Сдерживая ярость, Киматаре Ойбор, бросив на притихшего Самбонангу подбадривающий взгляд, вновь произнес, обращаясь к поверженному врагу:

– Нет, ты выслушай, Нгоро, это приговор!

– Не надо, – прохрипел Нгоро. – Чего вы хотите? Приму любое предложение в обмен на жизнь. Пойду на все ради жизни.

Сержант Ойбор, откинувшись на спинку сиденья "джипа", упирался ногами в прижатые к лобовому стеклу плечи разоблаченного преступника.

Автомат был направлен в тяжело дышащую грудь Нгоро, на сером и вспухшем после оглушительного удара лице которого отражались и страх, и отчаяние, и злоба, и ненависть, и мольба.

Самбонанга встревоженно смотрел на сержанта, на то, как напряглись до белизны его руки, сжимавшие автомат, как налились его глаза каким-то страшным, пугающим смыслом.

Никогда еще не видел молодой полицейский своего учителя в таком состоянии.

Ойбор сказал:

– Я старый человек, да, можно считать, старый, если не всей обоймой лет, положенных человеческой жизни, то здоровьем, полусотней серьезных ран за сорок два года службы между ножом и пистолетом таких подонков, как ты, Рык Нгоро.

– Послушайте, сержант, не валяйте дурака, – хрипел Нгоро, – у меня столько денег, что вам и этому молокососу хватит на…

– Молчи, собака, когда человек говорит! Не перебивай! Так вот, я отдал всю жизнь охране людей, и мне дороги надежда и вера свободных людей моей родины в новую жизнь, несравнимо лучшую, чем та, которая досталась уходящему поколению. Моему поколению. Я их люблю, людей моей свободной родины, и не могу допустить, чтобы их враг, убийца лишнюю минуту дышал тем же воздухом, что и они. Ты недостоин жизни.

Самбонанга настороженно встрепенулся:

– Гражданин сержант, я вас прошу… что вы задумали?

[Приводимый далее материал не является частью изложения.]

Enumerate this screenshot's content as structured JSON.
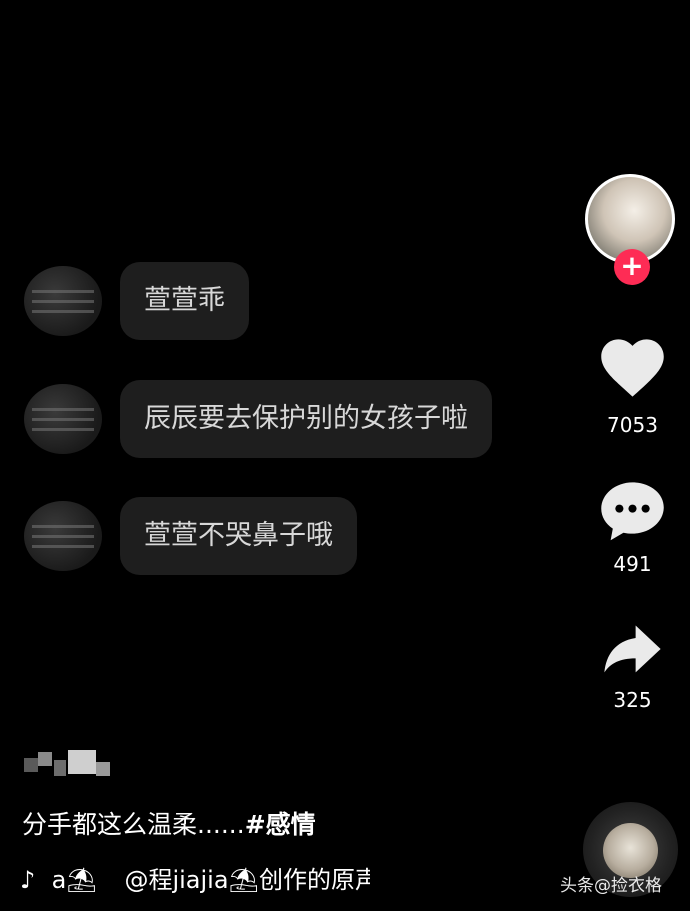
{
  "chat": {
    "messages": [
      {
        "text": "萱萱乖"
      },
      {
        "text": "辰辰要去保护别的女孩子啦"
      },
      {
        "text": "萱萱不哭鼻子哦"
      }
    ]
  },
  "actions": {
    "likes": "7053",
    "comments": "491",
    "shares": "325"
  },
  "caption": {
    "text": "分手都这么温柔......",
    "hashtag": "#感情"
  },
  "music": {
    "owner": "a⛱",
    "text": "@程jiajia⛱创作的原声"
  },
  "watermark": "头条@捡衣格",
  "colors": {
    "background": "#000000",
    "bubble": "#1e1e1e",
    "follow_accent": "#fe2c55"
  }
}
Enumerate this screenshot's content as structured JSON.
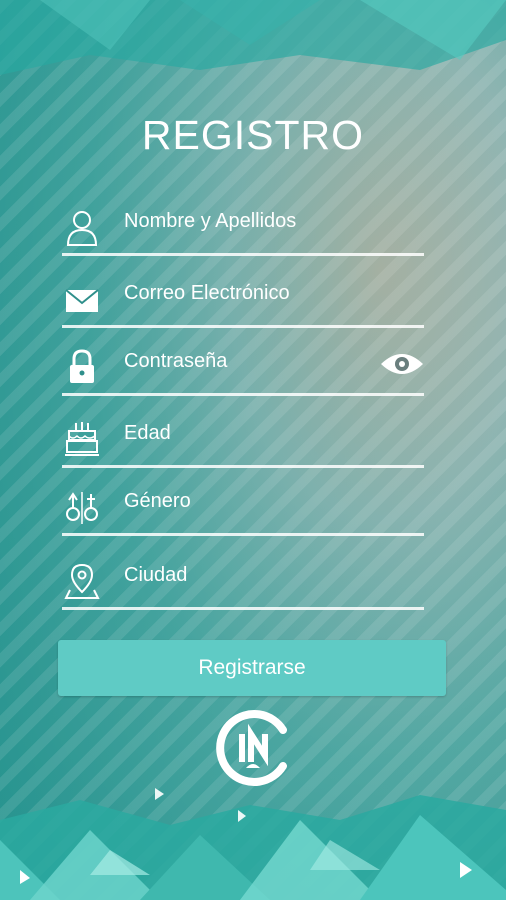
{
  "title": "REGISTRO",
  "fields": [
    {
      "label": "Nombre y Apellidos",
      "icon": "user-icon"
    },
    {
      "label": "Correo Electrónico",
      "icon": "envelope-icon"
    },
    {
      "label": "Contraseña",
      "icon": "lock-icon"
    },
    {
      "label": "Edad",
      "icon": "cake-icon"
    },
    {
      "label": "Género",
      "icon": "gender-icon"
    },
    {
      "label": "Ciudad",
      "icon": "location-pin-icon"
    }
  ],
  "register_button": "Registrarse",
  "colors": {
    "accent": "#5fcbc5",
    "background": "#2f8f8b"
  }
}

Нужно ехать, гражданин сержант.

– Молчать! – вне себя вскричал Ойбор.

– Слушаюсь. Но, гражданин сержант… учитель, прошу вас.

– Я дорожу доверием народа ко мне, к тебе, Самбонанга, ко всем, кто честно исполняет свой служебный и гражданский долг. Нельзя, чтобы проходимцы бросали на нас тень. Так что, Нгоро, суда над тобой не будет, не будет огласки, для непосвященных ты – павший на посту. Постараемся похоронить тайну здесь я и Самбонанга.

– Блюстители закона преступят закон?! – завопил Нгоро,

– Это я отнесу на свою совесть, – сказал Ойбор.

– Нет! – вдруг закричал Самбонанга. Его бил озноб, взгляд округлившихся глаз метался от сержанта к Нгоро, скользил по глухой и безлюдной окрестности и возвращался, суматошный, отчаянный. Дрожащие его руки вцепились в ремень автомата, направленного в грудь Нгоро, однако он все-таки не решался потянуть за ремень, не хватало духа отвести готовое покарать оружие от человека, которого человеком уже не считал. Горло распирал невыносимо горячий ком, сухой, как белое небо Аномо. Он проглотил этот ком, облизал губы, повторил уже негромко: – Нет. Так нельзя. Нет, нет, нельзя, самосуд – преступление. Отказываюсь участвовать, гражданин сержант.

– Мой Самбонанга перестал быть мужчиной? Возьми себя в руки! – прикрикнул на чрезмерно разволновавшегося парня Киматаре Ойбор. Однако поведение и слова ученика все же произвели на него отрезвляющее действие. Он сказал уже спокойно: – Неужели мне не дано взять на себя этот акт возмездия? Рискну присвоить себе это право, рискну. Ты должен понять меня, Самбонанга.

– Согласен на любое условие, только жить, – вновь прохрипел Нгоро, с надеждой глядя на молодого полицейского, – жить!

– Его нельзя сейчас убивать, гражданин сержант, вы знаете это лучше меня, вы, учитель, опытный правозащитник, – возбужденно говорил Самбонанга, обращаясь к Ойбору, – его нужно показать всей стране. Пусть все увидят, услышат, узнают про эти банды. Их надо судить громко.

Поколебавшись с минуту, сержант Киматаре Ойбор убрал автомат, защелкнул на Даги Нгоро наручники и процедил сквозь сжатые зубы:

– Просто не могу видеть живым бешеного зверя. На меня как затмение нашло. А ты хорошо сказал, Самбонанга, всех их надо судить громко, на весь мир. Ты прав, мой мальчик.